Chronique L’actu des oublié·es Nord-Sud

L’avenir est un territoire à défendre

Melaine Fanouillère

Au Paraguay, un mouvement indigène d’ampleur se soulève pour défendre le droit à la terre.

Depuis la fin des restrictions dues à la pandémie de Covid, les luttes indigènes ont repris de plus belle en Amérique latine. Au Paraguay, déjà à l’automne 2021, le pays s’était soulevé contre la loi Zabala - Riera qui prévoit jusqu’à dix ans de prison pour l’occupation illégale de terres, mode d’action par excellence des paysan·nes sans terre, notamment indigènes, pour subvenir à leurs besoins.
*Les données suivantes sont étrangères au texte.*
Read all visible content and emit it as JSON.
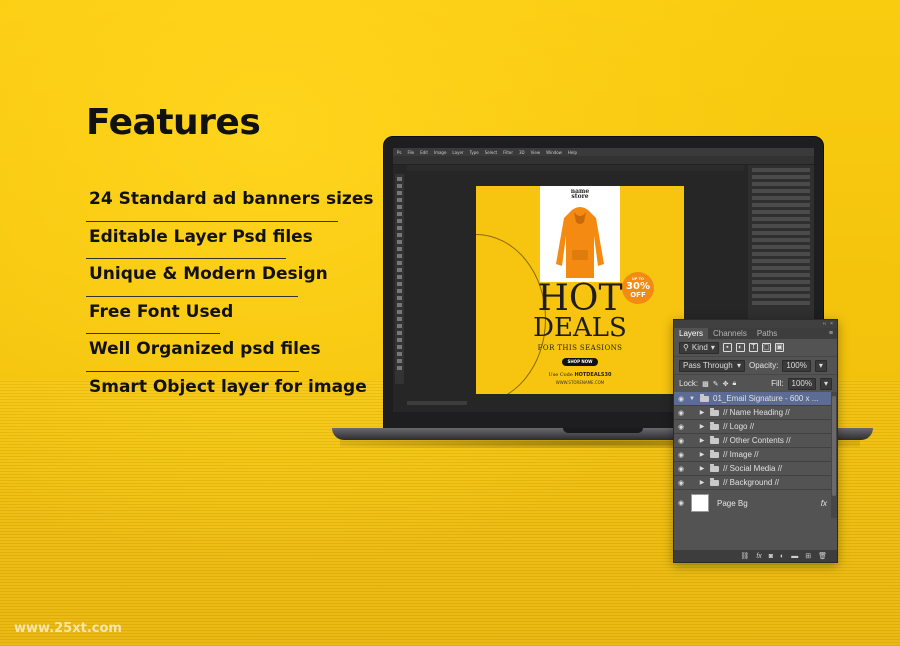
{
  "page": {
    "heading": "Features",
    "watermark": "www.25xt.com"
  },
  "features": [
    "24 Standard ad banners sizes",
    "Editable Layer Psd files",
    "Unique & Modern Design",
    "Free Font Used",
    "Well Organized psd files",
    "Smart Object layer for image"
  ],
  "colors": {
    "background": "#f7c712",
    "badge": "#f28a13",
    "selected_layer": "#5d6c94"
  },
  "artboard": {
    "brand_line1": "name",
    "brand_line2": "store",
    "headline1": "HOT",
    "headline2": "DEALS",
    "subhead": "FOR THIS SEASIONS",
    "button": "SHOP NOW",
    "code_prefix": "Use Code",
    "code": "HOTDEALS30",
    "website": "WWW.STORENAME.COM",
    "badge_upto": "UP TO",
    "badge_percent": "30%",
    "badge_off": "OFF"
  },
  "layers_panel": {
    "tabs": [
      "Layers",
      "Channels",
      "Paths"
    ],
    "active_tab": "Layers",
    "filter_label": "Kind",
    "blend_mode": "Pass Through",
    "opacity_label": "Opacity:",
    "opacity_value": "100%",
    "lock_label": "Lock:",
    "fill_label": "Fill:",
    "fill_value": "100%",
    "group_layer": "01_Email Signature - 600 x ...",
    "sublayers": [
      "// Name Heading //",
      "// Logo //",
      "// Other Contents //",
      "// Image //",
      "// Social Media //",
      "// Background //"
    ],
    "bg_layer": "Page Bg",
    "fx": "fx"
  },
  "icons": [
    "eye-icon",
    "folder-icon",
    "expand-arrow-icon",
    "link-icon",
    "fx-icon",
    "mask-icon",
    "adjustment-icon",
    "new-group-icon",
    "new-layer-icon",
    "trash-icon"
  ]
}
Cette loi est depuis un axe majeur de la répression des luttes et de la criminalisation des organisations indigènes dans le pays.

Inégalités foncières et campagnes d’occupation

La révolution agraire n’a pas eu lieu au Paraguay. Depuis le milieu du 19e siècle, les terres appartenant aux indigènes, qui nourrissaient jusque-là le pays, ont été octroyées à de grands propriétaires. La tendance n’a fait que s’amplifier, complétée par la domination sans partage, plus récente, des multinationales productrices de soja. En 2008, seulement 2 % de la population était propriétaire de 89 % des terres, et la culture de soja occupe en 2021 80 % des terres cultivables du Paraguay (1). Les terres autrefois couvertes de jungle ou de zones humides sont désormais utilisées au maximum et perdent en résilience face aux phénomènes climatiques de sécheresse et d’inondation.
Les communautés ont mené de grandes campagnes d’occupation. Des milliers de familles ont trouvé un refuge grâce à ce mode d’action – plus de 800 occupations illégales sont encore en cours dans le pays.
La coordination nationale de femmes paysannes et indigènes lutte au jour le jour pour la reconnaissance des droits des peuples à la terre, participe activement à l’occupation des terres via des assemblées non mixtes, et à leur défense physique et juridique.
Ces dernières années, de nombreuses occupations ont donné lieu à des réattributions de terres, qui sont devenues des territoires de plein droit pour la culture indigène et l’agriculture ancestrale. Voilà pourquoi les lobbys ont tant souhaité la mise en place de la loi Zabala - Riera, votée en août 2021 pour criminaliser ce mode d’action.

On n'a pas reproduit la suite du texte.